Walking is a natural form of exercise that you can do daily. It’s very good for your health, and many people have been successful at losing weight by walking more often or increasing their distance on a walk each day.
Walking does not make the heart race, but it works out other muscles in the body such as arms, abs, and legs. It’s a light workout and can be done every day.
You should always check with your doctor before starting an exercise program to make sure you don’t have any health issues that could prevent you from exercising or walking daily.
The more active you are, the better for you!
Benefits of Walking:
Low-Impact: Walking for exercise is considered a low-impact activity. This means that there is little risk of injury to the skeletal system and other parts of the body when you do this type of physical activity. Even people with arthritis can find relief from pain by adding walking into their daily routine and stretching exercises and weight training if prescribed by their doctor.
Decreased Risk of Diabetes: One study found that people who walked at least two hours per week had a lower risk for diabetes than those who did not walk regularly.
Weight Loss Benefits: You can shed pounds without watching your calories or cutting back on what you eat when you add walking to your routine. This is because the body uses more calories than usual when you walk, and it promotes weight loss.
Impact of Walking Daily:
If you’re looking for ways to burn more calories, try walking instead of running. This is because the impact on your joints and muscles when doing this type of aerobic exercise is less than that associated with jogging or other high-impact activities like jumping rope.
Difference Between Speed Walking & Walking:
Speed walking is a type of aerobic exercise that involves doing long strides and moving your arms simultaneously while taking quick steps. It is ideal for people who are already in good physical shape.

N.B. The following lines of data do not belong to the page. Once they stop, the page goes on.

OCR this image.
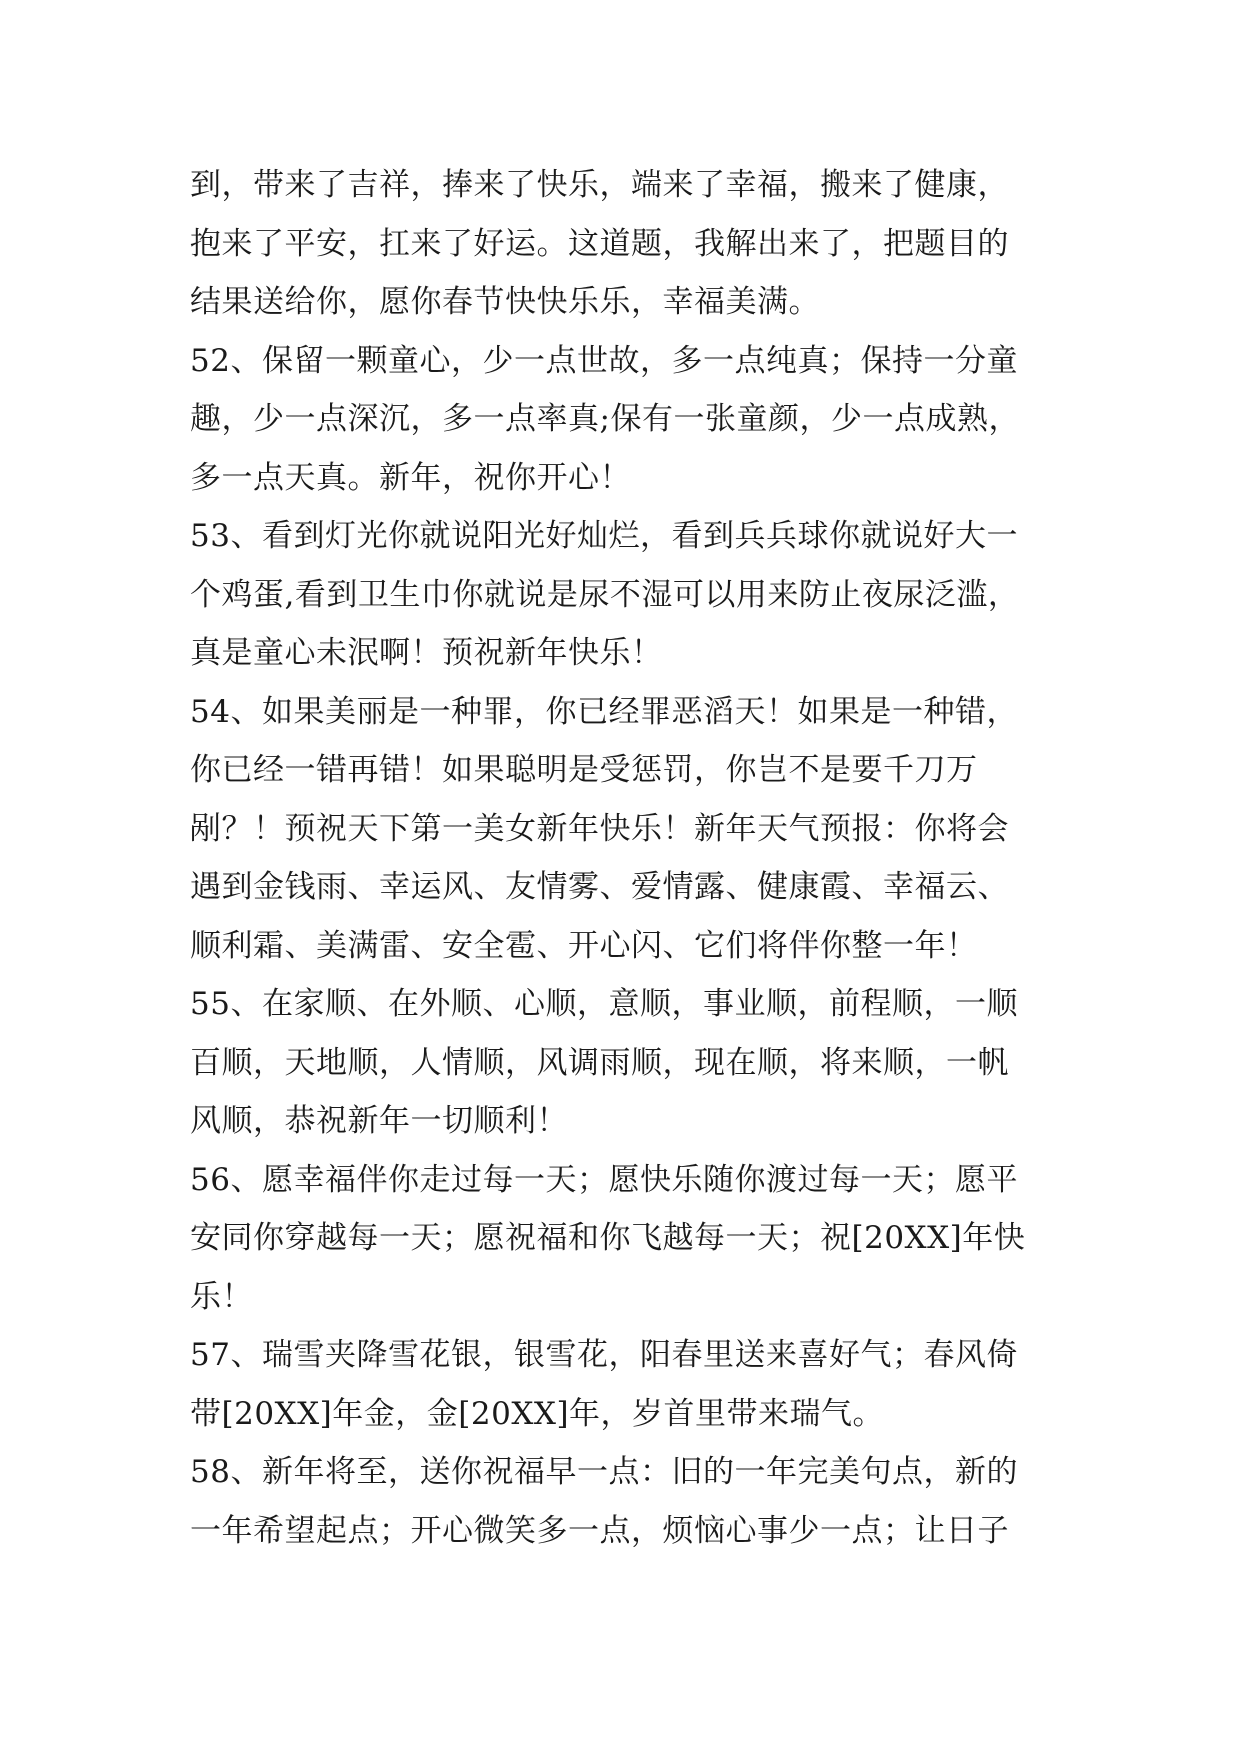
到，带来了吉祥，捧来了快乐，端来了幸福，搬来了健康，
抱来了平安，扛来了好运。这道题，我解出来了，把题目的
结果送给你，愿你春节快快乐乐，幸福美满。
52、保留一颗童心，少一点世故，多一点纯真；保持一分童
趣，少一点深沉，多一点率真;保有一张童颜，少一点成熟，
多一点天真。新年，祝你开心！
53、看到灯光你就说阳光好灿烂，看到兵兵球你就说好大一
个鸡蛋,看到卫生巾你就说是尿不湿可以用来防止夜尿泛滥，
真是童心未泯啊！预祝新年快乐！
54、如果美丽是一种罪，你已经罪恶滔天！如果是一种错，
你已经一错再错！如果聪明是受惩罚，你岂不是要千刀万
剐？！预祝天下第一美女新年快乐！新年天气预报：你将会
遇到金钱雨、幸运风、友情雾、爱情露、健康霞、幸福云、
顺利霜、美满雷、安全雹、开心闪、它们将伴你整一年！
55、在家顺、在外顺、心顺，意顺，事业顺，前程顺，一顺
百顺，天地顺，人情顺，风调雨顺，现在顺，将来顺，一帆
风顺，恭祝新年一切顺利！
56、愿幸福伴你走过每一天；愿快乐随你渡过每一天；愿平
安同你穿越每一天；愿祝福和你飞越每一天；祝[20XX]年快
乐！
57、瑞雪夹降雪花银，银雪花，阳春里送来喜好气；春风倚
带[20XX]年金，金[20XX]年，岁首里带来瑞气。
58、新年将至，送你祝福早一点：旧的一年完美句点，新的
一年希望起点；开心微笑多一点，烦恼心事少一点；让日子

Walking can be done at any pace, so it’s a great activity to build up your endurance and take the intensity level of exercise down a notch if you have joint pain or other medical conditions that would limit what activities you could do.
Conclusion:
Is walking enough exercise if it doesn’t make your heart race?
Yes, you can lose weight and get in shape with this type of aerobic activity. You just need to do at least 30 minutes a day on most days of the week to see results. However, walking should be fun, so pick an enjoyable route or find friends to walk with you.